Minimal working setup (excerpt)

from langgraph.graph import StateGraph, START, END
from langgraph.checkpoint.redis.aio import AsyncRedisSaver
from langgraph.checkpoint.serde.jsonplus import JsonPlusSerializer

builder = StateGraph(MarketingSupervisorState, context_schema=UserContext)
# builder.add_node(...); builder.add_edge(...); builder.add_conditional_edges(...)

redis_url = os.getenv("REDIS_URL", "redis://localhost:6379")
serde = JsonPlusSerializer()

async with AsyncRedisSaver.from_conn_string(redis_url, serde=serde) as checkpointer:
    await checkpointer.asetup()
    graph = builder.compile(checkpointer=checkpointer)

    initial_state = MarketingSupervisorState(
        messages=[{"role": "user", "content": "hey"}],
        use_case_selected=None,
        space_id=None,
    )

    async for _ in graph.astream(
        initial_state,
        config={"configurable": {"thread_id": "my-thread-1"}},
        subgraphs=True,
        stream_mode=["messages"],
    ):
        pass

Common pitfalls checklist

  • No JSON+ serde on the checkpointer: add serde=JsonPlusSerializer() and call asetup().
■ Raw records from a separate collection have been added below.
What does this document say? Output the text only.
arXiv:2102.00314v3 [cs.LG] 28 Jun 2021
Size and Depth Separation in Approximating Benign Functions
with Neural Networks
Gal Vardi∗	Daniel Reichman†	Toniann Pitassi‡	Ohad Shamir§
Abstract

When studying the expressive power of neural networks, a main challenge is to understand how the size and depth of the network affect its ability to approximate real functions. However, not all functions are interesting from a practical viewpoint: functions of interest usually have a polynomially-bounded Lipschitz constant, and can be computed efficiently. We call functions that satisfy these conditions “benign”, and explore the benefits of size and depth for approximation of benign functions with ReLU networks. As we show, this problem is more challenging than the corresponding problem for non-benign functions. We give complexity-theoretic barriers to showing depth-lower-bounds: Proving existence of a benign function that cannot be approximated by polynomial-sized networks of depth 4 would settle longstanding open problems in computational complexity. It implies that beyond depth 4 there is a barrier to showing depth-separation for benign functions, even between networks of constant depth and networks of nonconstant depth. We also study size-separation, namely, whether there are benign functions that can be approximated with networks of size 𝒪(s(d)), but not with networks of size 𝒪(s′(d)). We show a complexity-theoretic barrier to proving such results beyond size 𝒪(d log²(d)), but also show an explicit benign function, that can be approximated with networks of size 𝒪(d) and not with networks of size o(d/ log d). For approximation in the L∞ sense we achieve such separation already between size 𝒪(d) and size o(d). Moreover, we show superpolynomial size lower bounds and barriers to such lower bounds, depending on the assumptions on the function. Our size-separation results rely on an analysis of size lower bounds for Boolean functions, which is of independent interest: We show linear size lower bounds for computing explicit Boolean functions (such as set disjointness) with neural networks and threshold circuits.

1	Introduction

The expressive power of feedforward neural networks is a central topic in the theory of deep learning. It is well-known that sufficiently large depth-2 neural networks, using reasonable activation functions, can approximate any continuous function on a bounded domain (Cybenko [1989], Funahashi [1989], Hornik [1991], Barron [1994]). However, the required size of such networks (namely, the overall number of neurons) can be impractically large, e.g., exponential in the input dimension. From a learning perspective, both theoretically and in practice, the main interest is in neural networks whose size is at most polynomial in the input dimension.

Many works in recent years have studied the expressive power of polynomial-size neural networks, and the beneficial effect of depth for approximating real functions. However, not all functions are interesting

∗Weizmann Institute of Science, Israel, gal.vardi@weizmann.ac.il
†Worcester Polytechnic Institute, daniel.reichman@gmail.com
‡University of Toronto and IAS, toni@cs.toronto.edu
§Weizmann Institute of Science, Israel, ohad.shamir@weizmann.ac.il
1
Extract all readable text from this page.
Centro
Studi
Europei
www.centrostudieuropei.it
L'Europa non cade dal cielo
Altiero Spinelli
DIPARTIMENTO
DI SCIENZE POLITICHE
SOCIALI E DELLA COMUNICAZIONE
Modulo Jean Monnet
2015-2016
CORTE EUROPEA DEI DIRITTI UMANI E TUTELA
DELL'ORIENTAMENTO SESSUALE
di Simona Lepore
  • Storing .to_dict() outputs: store BaseMessage objects or {role, content} dicts instead.

  • Legacy persisted state: clear the thread or use a new thread_id after fixing serde.

  • Missing thread_id: always pass configurable.thread_id so short-term memory attaches to the right thread.

Once these are in place, the Redis checkpointer and MessagesState will round‑trip message history in the expected v0 chat format, eliminating the MESSAGE_COERCION_FAILURE.